4-byte Pointers in Competitive Programming

In this article I discuss a niche trick involving data structures in competitive programming that use pointers. This trick is specific to competitors who use C++ and online graders that use 64-bit machines, which is the most common.

Some data structures like binary search trees in competitive programming are somewhat rare since “static trees” such as the binary indexed tree and segment tree usually get the job done. Static trees are tree data structures where the shape of the tree never changes, so pointers are actually just indexes in an array.

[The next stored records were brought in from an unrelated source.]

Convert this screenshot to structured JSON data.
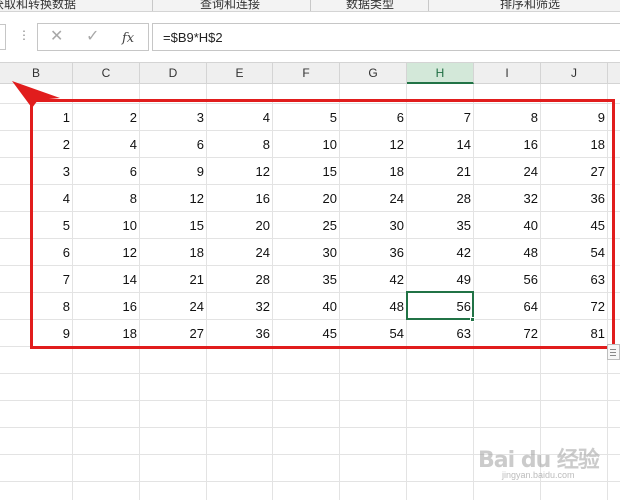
{
  "ribbon": {
    "groups": [
      "获取和转换数据",
      "查询和连接",
      "数据类型",
      "排序和筛选"
    ]
  },
  "formula_bar": {
    "cancel_glyph": "✕",
    "enter_glyph": "✓",
    "fx_label": "fx",
    "formula": "=$B9*H$2"
  },
  "columns": [
    "B",
    "C",
    "D",
    "E",
    "F",
    "G",
    "H",
    "I",
    "J"
  ],
  "active_column": "H",
  "table": [
    [
      "1",
      "2",
      "3",
      "4",
      "5",
      "6",
      "7",
      "8",
      "9"
    ],
    [
      "2",
      "4",
      "6",
      "8",
      "10",
      "12",
      "14",
      "16",
      "18"
    ],
    [
      "3",
      "6",
      "9",
      "12",
      "15",
      "18",
      "21",
      "24",
      "27"
    ],
    [
      "4",
      "8",
      "12",
      "16",
      "20",
      "24",
      "28",
      "32",
      "36"
    ],
    [
      "5",
      "10",
      "15",
      "20",
      "25",
      "30",
      "35",
      "40",
      "45"
    ],
    [
      "6",
      "12",
      "18",
      "24",
      "30",
      "36",
      "42",
      "48",
      "54"
    ],
    [
      "7",
      "14",
      "21",
      "28",
      "35",
      "42",
      "49",
      "56",
      "63"
    ],
    [
      "8",
      "16",
      "24",
      "32",
      "40",
      "48",
      "56",
      "64",
      "72"
    ],
    [
      "9",
      "18",
      "27",
      "36",
      "45",
      "54",
      "63",
      "72",
      "81"
    ]
  ],
  "selected_cell": {
    "column": "H",
    "row_index": 7
  },
  "annotation_color": "#e11d1d",
  "accent_color": "#217346",
  "watermark": {
    "main": "Bai du 经验",
    "sub": "jingyan.baidu.com"
  }
}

For example, in binary indexed trees, the index of the parent of a node can be found by subtracting the least significant bit, and in segment trees, the left and right children are double the current index and double the current index plus one, respectively.

In balanced binary search trees such as treaps and splay trees, as well as persistent data structures where new nodes are allocated upon update, pointers are commonly used, with struct definitions much more reminiscent of those seen in an introductory algorithms course:

struct node {
    int value;
    node *left, *right;
};

node* make_node(int value, node *left, node *right) {
    return new node { value, left, right };
}

void traverse(node *n) {
    if(!n) {
        return;
    }
    traverse(n->left);
    std::cout << n->value << "\n";
    traverse(n->right);
}

In problems where nodes aren’t deleted or where there’s no need to reclaim the memory from deleted nodes, it’s faster and more space-efficient to declare all the nodes in the BSS segment in a single store rather than using the heap:

// Maximum number of nodes allocated in the entire program
const int MAX = 1e6;
int current_idx = 0;
node store[MAX];
node* make_node(int value, node *left, node *right) {
    store[current_idx] = { value, left, right };
    node* pointer = &store[current_idx];
    ++current_idx;
    return pointer;
}

Now we have the option of just storing the indexes in the struct instead of the pointers, which require us to designate an index as the null pointer and change all of our functions as well:

struct node {
    int value;
    int left_idx, right_idx;
};

// Something large so it causes a segfault
// when dereferenced, making it easier to debug
const int null = 1e9;

void traverse(int node_idx) {
    if(node_idx == null) {
        return;
    }
    traverse(store[node_idx].left);
    std::cout << store[node_idx].value << "\n";
    traverse(store[node_idx].right);
}

It can get cumbersome to keep having to refer to the store each time we “deference” the index, especially if we need to do it more than once:

// This function is just for demonstration, it has no applications
int zigzag(int node_idx){
    return store[store[store[node_index].right].left].right;
}

While we almost always benefit from using BSS-allocated nodes instead of heap nodes where appropriate, in both time and space, the only real benefit to storing indexes instead of pointers is using less space, and it is even at the cost of time since the computer must now do pointer arithmetic every time it “dereferences” the index.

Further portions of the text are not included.